Why Financial Regulators Should Prioritise Generative AI Over Quantum Right Now

Financial Regulators Urged to Reprioritise Cyber Threats

WFE: Gen AI a Present Danger, Quantum a Future Challenge

The World Federation of Exchanges (WFE) argues that regulators are spending disproportionate attention on quantum computing risks compared with the immediate hazards posed by generative AI. The WFE frames cryptographically relevant quantum computers as a multi-year to decade-plus risk rather than an imminent operational crisis. In contrast, generative AI is already changing attack surfaces across trading, customer onboarding, fraud detection and market manipulation.

Why Generative AI Is More Urgent

Generative AI introduces rapid, practical threats: automated social engineering, deepfake-driven fraud, synthetic identities and faster exploitation of software flaws. These threats affect day-to-day resiliency and can scale quickly. Regulators and firms are therefore being pushed to strengthen detection, governance and incident response now.

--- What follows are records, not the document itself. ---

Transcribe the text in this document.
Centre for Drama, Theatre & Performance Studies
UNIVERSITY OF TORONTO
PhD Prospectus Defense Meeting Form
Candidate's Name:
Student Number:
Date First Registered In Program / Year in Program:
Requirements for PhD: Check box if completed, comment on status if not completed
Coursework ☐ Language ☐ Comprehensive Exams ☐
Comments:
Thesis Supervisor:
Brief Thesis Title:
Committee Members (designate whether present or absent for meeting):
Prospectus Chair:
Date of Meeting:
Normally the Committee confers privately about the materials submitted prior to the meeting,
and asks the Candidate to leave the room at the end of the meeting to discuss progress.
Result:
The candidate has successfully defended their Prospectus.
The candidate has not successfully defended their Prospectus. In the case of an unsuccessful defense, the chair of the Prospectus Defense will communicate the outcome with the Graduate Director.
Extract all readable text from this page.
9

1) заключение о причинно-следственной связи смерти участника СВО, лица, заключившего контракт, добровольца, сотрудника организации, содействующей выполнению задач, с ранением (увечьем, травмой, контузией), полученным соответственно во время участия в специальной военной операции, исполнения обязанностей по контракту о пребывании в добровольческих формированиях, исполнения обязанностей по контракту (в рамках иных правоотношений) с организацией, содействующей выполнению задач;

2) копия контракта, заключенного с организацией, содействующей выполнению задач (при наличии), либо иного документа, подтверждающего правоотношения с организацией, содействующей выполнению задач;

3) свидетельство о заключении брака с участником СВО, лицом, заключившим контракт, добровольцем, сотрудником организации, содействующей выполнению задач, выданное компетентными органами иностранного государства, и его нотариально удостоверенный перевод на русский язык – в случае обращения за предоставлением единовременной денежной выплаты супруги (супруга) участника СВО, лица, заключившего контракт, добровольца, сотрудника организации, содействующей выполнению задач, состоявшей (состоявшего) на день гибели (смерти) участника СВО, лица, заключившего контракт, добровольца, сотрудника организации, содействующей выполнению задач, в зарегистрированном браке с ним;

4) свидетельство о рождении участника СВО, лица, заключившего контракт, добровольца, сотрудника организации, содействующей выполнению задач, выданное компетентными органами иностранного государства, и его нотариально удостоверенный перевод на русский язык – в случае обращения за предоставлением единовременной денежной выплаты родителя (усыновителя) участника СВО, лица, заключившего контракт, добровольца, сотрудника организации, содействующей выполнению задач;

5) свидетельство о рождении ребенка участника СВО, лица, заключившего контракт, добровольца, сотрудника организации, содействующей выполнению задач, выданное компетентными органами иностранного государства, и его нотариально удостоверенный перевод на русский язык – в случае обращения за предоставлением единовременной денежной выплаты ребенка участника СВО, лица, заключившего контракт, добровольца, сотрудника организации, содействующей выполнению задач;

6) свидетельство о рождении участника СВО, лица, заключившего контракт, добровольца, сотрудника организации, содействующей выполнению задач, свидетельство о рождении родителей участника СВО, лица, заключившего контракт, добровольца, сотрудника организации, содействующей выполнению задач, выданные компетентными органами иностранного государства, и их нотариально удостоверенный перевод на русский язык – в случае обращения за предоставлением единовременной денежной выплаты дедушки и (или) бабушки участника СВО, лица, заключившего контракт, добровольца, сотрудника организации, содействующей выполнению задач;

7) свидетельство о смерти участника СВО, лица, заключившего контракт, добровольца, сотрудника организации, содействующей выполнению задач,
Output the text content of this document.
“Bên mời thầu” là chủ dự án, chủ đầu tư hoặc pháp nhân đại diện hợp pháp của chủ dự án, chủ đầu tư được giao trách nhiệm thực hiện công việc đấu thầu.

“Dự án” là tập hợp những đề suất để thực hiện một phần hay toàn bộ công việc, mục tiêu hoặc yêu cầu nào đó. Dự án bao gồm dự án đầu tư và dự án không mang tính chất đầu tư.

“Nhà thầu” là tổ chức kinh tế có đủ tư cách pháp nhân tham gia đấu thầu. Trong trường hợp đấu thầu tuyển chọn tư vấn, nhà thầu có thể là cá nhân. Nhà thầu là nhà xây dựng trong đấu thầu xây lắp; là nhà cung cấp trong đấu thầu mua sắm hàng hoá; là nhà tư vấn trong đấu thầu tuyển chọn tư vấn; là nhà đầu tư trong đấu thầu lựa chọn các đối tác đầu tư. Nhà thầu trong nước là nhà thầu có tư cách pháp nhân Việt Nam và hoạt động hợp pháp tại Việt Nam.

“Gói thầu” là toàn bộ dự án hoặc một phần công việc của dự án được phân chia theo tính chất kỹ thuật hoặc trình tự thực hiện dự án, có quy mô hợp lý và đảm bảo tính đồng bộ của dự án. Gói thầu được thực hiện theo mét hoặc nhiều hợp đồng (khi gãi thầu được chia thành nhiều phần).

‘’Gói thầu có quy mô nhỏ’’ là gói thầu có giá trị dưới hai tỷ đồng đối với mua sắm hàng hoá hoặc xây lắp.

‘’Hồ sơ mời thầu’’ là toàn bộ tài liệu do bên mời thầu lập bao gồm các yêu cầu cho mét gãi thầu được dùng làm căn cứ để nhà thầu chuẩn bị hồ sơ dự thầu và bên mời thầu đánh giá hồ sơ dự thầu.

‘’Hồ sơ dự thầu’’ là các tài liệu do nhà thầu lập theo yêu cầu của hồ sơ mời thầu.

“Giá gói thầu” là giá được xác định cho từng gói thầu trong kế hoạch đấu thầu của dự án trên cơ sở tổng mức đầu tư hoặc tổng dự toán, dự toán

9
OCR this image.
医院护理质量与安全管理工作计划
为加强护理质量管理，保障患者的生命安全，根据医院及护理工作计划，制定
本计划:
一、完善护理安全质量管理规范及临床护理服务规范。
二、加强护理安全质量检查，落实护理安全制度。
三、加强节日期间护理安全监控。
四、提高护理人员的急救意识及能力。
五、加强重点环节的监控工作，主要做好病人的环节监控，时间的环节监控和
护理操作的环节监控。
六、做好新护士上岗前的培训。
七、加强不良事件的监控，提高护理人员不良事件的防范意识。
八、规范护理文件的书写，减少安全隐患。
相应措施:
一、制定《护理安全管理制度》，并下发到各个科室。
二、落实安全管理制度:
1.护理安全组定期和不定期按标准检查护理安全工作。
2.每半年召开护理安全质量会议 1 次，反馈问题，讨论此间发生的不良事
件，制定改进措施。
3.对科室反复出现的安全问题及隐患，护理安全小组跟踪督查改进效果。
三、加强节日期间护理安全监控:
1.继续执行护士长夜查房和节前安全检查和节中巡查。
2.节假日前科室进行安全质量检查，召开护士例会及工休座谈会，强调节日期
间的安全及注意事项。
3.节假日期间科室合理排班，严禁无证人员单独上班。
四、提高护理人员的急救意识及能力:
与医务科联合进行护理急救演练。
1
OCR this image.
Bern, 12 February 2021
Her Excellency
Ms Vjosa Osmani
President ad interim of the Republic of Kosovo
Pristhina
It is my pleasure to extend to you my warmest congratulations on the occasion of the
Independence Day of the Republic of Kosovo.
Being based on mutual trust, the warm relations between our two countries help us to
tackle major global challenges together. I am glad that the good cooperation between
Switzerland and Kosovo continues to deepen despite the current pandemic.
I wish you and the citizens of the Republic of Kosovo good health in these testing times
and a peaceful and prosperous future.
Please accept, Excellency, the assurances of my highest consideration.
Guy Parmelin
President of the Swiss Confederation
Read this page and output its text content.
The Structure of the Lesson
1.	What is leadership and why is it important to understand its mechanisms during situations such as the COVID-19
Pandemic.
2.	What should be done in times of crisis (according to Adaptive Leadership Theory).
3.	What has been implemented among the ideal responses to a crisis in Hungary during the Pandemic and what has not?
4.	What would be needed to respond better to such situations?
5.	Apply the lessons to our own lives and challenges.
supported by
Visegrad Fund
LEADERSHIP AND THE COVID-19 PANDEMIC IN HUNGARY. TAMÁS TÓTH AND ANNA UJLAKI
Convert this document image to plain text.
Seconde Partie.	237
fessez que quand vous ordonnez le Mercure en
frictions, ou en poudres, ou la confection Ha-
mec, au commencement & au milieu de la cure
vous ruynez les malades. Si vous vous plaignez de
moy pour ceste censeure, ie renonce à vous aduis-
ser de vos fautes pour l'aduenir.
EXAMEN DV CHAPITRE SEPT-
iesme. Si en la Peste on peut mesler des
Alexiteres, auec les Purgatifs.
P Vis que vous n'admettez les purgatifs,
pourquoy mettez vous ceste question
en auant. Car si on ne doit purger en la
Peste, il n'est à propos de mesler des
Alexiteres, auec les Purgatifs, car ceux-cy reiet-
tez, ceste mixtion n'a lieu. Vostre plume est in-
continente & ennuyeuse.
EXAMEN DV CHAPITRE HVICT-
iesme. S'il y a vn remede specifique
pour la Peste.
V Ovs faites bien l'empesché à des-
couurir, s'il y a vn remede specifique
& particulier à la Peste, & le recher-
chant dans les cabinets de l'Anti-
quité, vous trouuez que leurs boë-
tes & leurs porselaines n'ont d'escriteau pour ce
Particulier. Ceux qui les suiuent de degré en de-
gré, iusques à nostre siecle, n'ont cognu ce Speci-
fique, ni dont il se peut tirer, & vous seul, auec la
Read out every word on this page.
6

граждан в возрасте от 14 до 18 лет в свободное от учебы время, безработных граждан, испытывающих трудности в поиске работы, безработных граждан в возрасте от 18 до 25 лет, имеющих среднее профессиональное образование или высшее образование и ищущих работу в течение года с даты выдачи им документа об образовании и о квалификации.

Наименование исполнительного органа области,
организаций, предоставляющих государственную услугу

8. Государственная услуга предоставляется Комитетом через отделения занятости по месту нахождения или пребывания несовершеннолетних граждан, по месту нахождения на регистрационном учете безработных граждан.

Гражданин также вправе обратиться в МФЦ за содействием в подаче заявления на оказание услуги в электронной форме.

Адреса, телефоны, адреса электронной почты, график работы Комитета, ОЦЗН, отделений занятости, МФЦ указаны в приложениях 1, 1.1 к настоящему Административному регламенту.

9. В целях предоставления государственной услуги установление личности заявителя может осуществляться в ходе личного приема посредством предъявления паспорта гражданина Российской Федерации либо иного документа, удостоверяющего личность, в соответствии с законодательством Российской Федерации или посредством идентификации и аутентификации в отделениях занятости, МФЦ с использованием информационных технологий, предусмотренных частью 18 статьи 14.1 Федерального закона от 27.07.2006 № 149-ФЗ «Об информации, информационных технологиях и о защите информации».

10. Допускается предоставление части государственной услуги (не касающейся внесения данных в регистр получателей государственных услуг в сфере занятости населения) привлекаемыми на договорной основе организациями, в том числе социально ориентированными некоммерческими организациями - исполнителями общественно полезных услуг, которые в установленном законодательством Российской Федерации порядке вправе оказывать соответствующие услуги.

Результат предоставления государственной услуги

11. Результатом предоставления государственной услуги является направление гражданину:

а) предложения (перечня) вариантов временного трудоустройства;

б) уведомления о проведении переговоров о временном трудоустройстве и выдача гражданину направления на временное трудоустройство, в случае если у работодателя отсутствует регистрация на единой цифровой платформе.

Balancing Long-Term Preparedness with Immediate Action

Financial institutions should treat the debate as a resource-allocation problem. Short-term priorities include strengthening cyber defences, hardening model risk management, improving monitoring for AI-enabled attacks and sharpening playbooks for incident response. These steps reduce immediate operational risk and support regulatory expectations for cyber resiliency.

Maintaining a Practical Post-Quantum Path

Planning for post-quantum cryptography remains necessary. Practical actions are inventorying cryptographic assets, assessing vendor readiness, adopting crypto-agility principles and running small-scale PQC pilots. That approach keeps long-term migration on track without diverting urgent resources from active threats.

In sum, the WFE recommendation is not to ignore quantum. It is to prioritise present, high-probability threats from generative AI while running disciplined, phased programs to prepare cryptographic systems for a future quantum era. For regulators and financial leaders, that balance aligns defensive spending with the timing and severity of real-world risks.